[...]
Don't assume your code is safe just because it doesn't crash. When
malloc(0) returns a non-null value, the only part of the returned memory
you can portably assume is writeble is the very first byte in that block.
That's "portable" in the sense of "likely to work," not in the
sense of "guaranteed to work." The Standard does not require that
the zero-byte allocation be writable or even readable. If such an
attempt is made the behavior is undefined:
7.22.3p1: "If the size of the space requested is zero, [...]
the returned pointer shall not be used to access an object."
I'd forgotten about that clause when I wrote the above paragraph. The
clause that I was thinking about corresponds to the "..." in the above
citation, so I really had no very good excuse for thinking about one
without the other, but that's what I did.
Is this another case of "trust the programmer"? The word "shall"
implies that there is some kind of enforcement of this section. Is the
compiler/runtime required to disallow access of a zero sized object or
is the programmer required to guard against it?

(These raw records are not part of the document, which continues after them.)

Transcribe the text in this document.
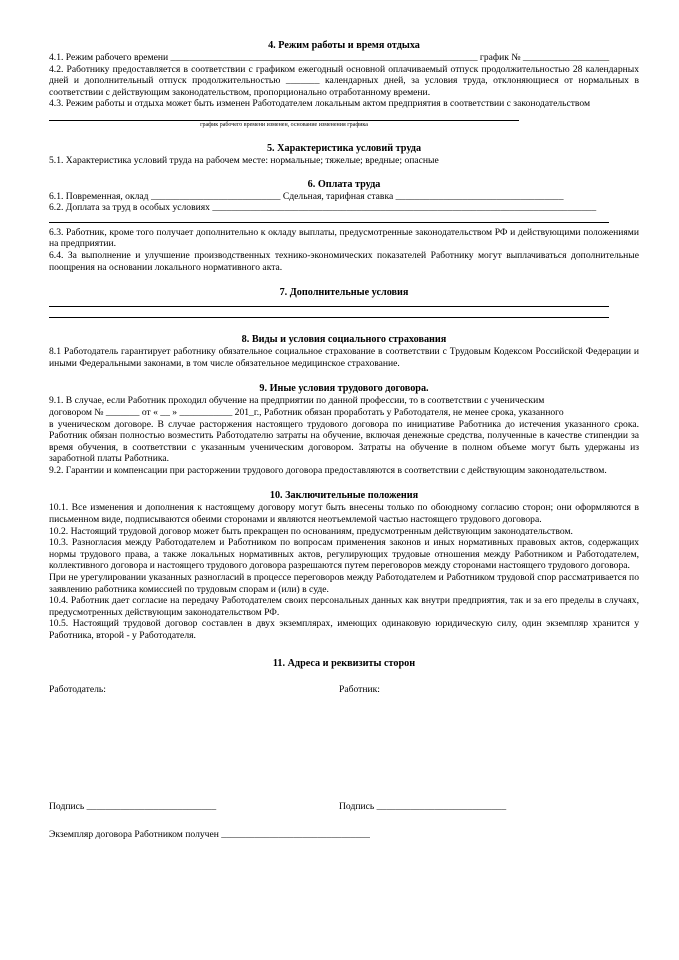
4. Режим работы и время отдыха
4.1. Режим рабочего времени ________________________________________________________________ график № __________________
4.2. Работнику предоставляется в соответствии с графиком ежегодный основной оплачиваемый отпуск продолжительностью 28 календарных дней и дополнительный отпуск продолжительностью _______ календарных дней, за условия труда, отклоняющиеся от нормальных в соответствии с действующим законодательством, пропорционально отработанному времени.
4.3. Режим работы и отдыха может быть изменен Работодателем локальным актом предприятия в соответствии с законодательством
график рабочего времени изменен, основание изменения графика
5. Характеристика условий труда
5.1. Характеристика условий труда на рабочем месте: нормальные; тяжелые; вредные; опасные
6. Оплата труда
6.1. Повременная, оклад ___________________________ Сдельная, тарифная ставка ___________________________________
6.2. Доплата за труд в особых условиях ________________________________________________________________________________
6.3. Работник, кроме того получает дополнительно к окладу выплаты, предусмотренные законодательством РФ и действующими положениями на предприятии.
6.4. За выполнение и улучшение производственных технико-экономических показателей Работнику могут выплачиваться дополнительные поощрения на основании локального нормативного акта.
7. Дополнительные условия
8. Виды и условия социального страхования
8.1 Работодатель гарантирует работнику обязательное социальное страхование в соответствии с Трудовым Кодексом Российской Федерации и иными Федеральными законами, в том числе обязательное медицинское страхование.
9. Иные условия трудового договора.
9.1. В случае, если Работник проходил обучение на предприятии по данной профессии, то в соответствии с ученическим
договором № _______ от « __ » ___________ 201_г., Работник обязан проработать у Работодателя, не менее срока, указанного
в ученическом договоре. В случае расторжения настоящего трудового договора по инициативе Работника до истечения указанного срока. Работник обязан полностью возместить Работодателю затраты на обучение, включая денежные средства, полученные в качестве стипендии за время обучения, в соответствии с указанным ученическим договором. Затраты на обучение в полном объеме могут быть удержаны из заработной платы Работника.
9.2. Гарантии и компенсации при расторжении трудового договора предоставляются в соответствии с действующим законодательством.
10. Заключительные положения
10.1. Все изменения и дополнения к настоящему договору могут быть внесены только по обоюдному согласию сторон; они оформляются в письменном виде, подписываются обеими сторонами и являются неотъемлемой частью настоящего трудового договора.
10.2. Настоящий трудовой договор может быть прекращен по основаниям, предусмотренным действующим законодательством.
10.3. Разногласия между Работодателем и Работником по вопросам применения законов и иных нормативных правовых актов, содержащих нормы трудового права, а также локальных нормативных актов, регулирующих трудовые отношения между Работником и Работодателем, коллективного договора и настоящего трудового договора разрешаются путем переговоров между сторонами настоящего трудового договора.
При не урегулировании указанных разногласий в процессе переговоров между Работодателем и Работником трудовой спор рассматривается по заявлению работника комиссией по трудовым спорам и (или) в суде.
10.4. Работник дает согласие на передачу Работодателем своих персональных данных как внутри предприятия, так и за его пределы в случаях, предусмотренных действующим законодательством РФ.
10.5. Настоящий трудовой договор составлен в двух экземплярах, имеющих одинаковую юридическую силу, один экземпляр хранится у Работника, второй - у Работодателя.
11. Адреса и реквизиты сторон
Работодатель:	Работник:
Подпись ___________________________	Подпись ___________________________
Экземпляр договора Работником получен _______________________________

There's only one circumstance in which the standard mandates rejection
of a program: if it contains a correctly formated #error directive that
survives conditional compilation.
ISO has no enforcement arm, no authority to create one. A false claim of
conformance to the C standard might be legally actionable in many
countries, but no more so than any other kind of false advertising.
The standard is, in effect, a contract. It never prohibits anything - it
just specifies what a conforming implementation of C is (and is not)
required to do when asked to translate and execute a program. An
implementation isn't prohibited from violating those requirements, it
just fails to be conforming if it does so. A program can have syntax
errors, constraint violations, or undefined behavior, but you're not
prohibited from writing such code. It's a bad idea to write such code,
but not because it's prohibited - its simply because the standard
doesn't guarantee that such code will do what you want it to do.
A program that violates a "shall" that occurs in a normative section of
the C standard, but outside of a constraint section (as is the case
here) has undefined behavior. That means the C standard imposes no
requirements of any kind on how a conforming implementation may deal
with it. Therefore, if there is anything, anything at all, that you
don't want your program to do, then you should not write such code,
because it's possible, at least in principle, that your program will do
one of the things you don't want it to do.